Senior Cyber Security Engineer (Threat Simulation)

TL;DR

Senior Cyber Security Engineer (Threat Simulation): Executing Red Team adversary emulations and contributing to Purple Team activities to enhance hirify.global's security posture. Focus on proactive testing of hybrid environments, improving cyber detection and response capabilities, and innovating offensive security TTPs.

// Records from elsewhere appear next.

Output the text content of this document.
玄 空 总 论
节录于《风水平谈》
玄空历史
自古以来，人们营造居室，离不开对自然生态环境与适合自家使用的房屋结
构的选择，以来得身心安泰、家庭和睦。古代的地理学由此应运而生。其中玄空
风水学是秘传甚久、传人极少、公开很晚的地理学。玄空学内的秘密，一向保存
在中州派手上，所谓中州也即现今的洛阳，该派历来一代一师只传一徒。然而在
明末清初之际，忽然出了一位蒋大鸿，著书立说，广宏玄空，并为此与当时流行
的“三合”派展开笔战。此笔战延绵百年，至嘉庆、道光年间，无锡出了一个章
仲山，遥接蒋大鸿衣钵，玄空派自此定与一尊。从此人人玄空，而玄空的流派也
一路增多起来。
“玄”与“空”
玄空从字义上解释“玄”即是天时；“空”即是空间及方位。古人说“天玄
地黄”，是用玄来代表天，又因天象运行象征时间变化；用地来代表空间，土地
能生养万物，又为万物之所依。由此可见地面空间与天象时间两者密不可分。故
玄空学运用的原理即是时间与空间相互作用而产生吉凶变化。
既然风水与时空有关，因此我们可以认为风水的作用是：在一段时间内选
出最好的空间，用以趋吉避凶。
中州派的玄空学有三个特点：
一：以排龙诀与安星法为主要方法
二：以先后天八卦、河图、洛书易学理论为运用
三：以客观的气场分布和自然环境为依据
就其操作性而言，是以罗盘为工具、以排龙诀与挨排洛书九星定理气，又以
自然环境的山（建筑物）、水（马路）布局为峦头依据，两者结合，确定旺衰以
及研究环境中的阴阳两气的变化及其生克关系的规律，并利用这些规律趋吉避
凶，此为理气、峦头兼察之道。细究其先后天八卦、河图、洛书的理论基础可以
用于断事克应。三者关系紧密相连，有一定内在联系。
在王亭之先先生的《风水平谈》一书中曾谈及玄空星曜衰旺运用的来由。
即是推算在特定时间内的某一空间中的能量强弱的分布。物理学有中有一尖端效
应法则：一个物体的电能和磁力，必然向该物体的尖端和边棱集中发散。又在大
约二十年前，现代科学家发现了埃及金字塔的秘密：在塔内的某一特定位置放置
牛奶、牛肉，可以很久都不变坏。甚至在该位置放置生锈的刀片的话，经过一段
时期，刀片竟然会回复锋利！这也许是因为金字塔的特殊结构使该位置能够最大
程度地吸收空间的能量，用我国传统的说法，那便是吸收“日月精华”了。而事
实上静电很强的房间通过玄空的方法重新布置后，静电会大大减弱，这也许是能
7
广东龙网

Location: Hybrid in Chicago, USA

Salary: $116,600–$194,300

Company

hirify.global is the world’s leading derivatives marketplace, enabling you to impact markets worldwide and transform industries.

What you will do

• Execute high-impact Red Team exercises against complex hybrid cloud environments using real-world threat intelligence and MITRE ATT&CK.
• Engineer and maintain Red and Purple Team infrastructure, continuously automating processes for efficiency and scale.
• Co-design and lead joint Purple Team exercises, partnering with cyber defense to improve detection and response.
• Innovate through continuous research into new offensive security TTPs and drive knowledge transfer.
• Conduct specialized, ad-hoc offensive security tests using industry-leading and internally developed tooling.
• Author comprehensive post-exercise reports with detailed technical findings, compromise narratives, and risk-rated recommendations.

Requirements

• 5+ years of experience with industry-standard penetration testing and adversary emulation tools (e.g., Cobalt Strike, Sliver, Mythic, Bloodhound, Burp Suite).
• Expert understanding of the MITRE ATT&CK Framework and advanced evasion techniques.
• Strong comprehension of the cyber kill chain and the full lifecycle of an Advanced Persistent Threat (APT) targeting financial institutions.
• Proficiency in at least one scripting language (e.g., Python, PowerShell) and experience with a compiled language (e.g., Go, C#).
• Deep experience attacking and securing complex cloud, on-prem, and hybrid environments.
• Solid knowledge of Windows and Linux system hardening concepts, Purple Team automation strategies, and vulnerability rating methodologies.
• Proven experience with security within at least one major cloud provider (e.g., AWS, Azure, GCP).

Nice to have

• Previous hands-on experience performing sophisticated adversary emulations/simulations in the financial services sector.
• A recognized offensive security industry certification (e.g., OSCP, GPEN, GXPN, OSWE, eCPTX).
• Familiarity with modern enterprise security standards and frameworks (e.g., TIBER-EU, CBEST, NIST CSF).
• Experience conducting offensive security exercises against emerging technologies, such as AI/ML systems or macOS.

Culture & Benefits

• Supportive environment fostering continuous learning and rapid career progression.
• Inclusive, global team culture with broad exposure to diverse products and cross-functional teams.
• Competitive salary and comprehensive benefits package, including health coverage and a retirement plan (401k and pension).
• Annual target bonus opportunity and opportunity to become an owner through a broad-based equity program.
• Highly competitive education reimbursement provisions and paid time off.
• Holistic benefits package including a mental health benefit.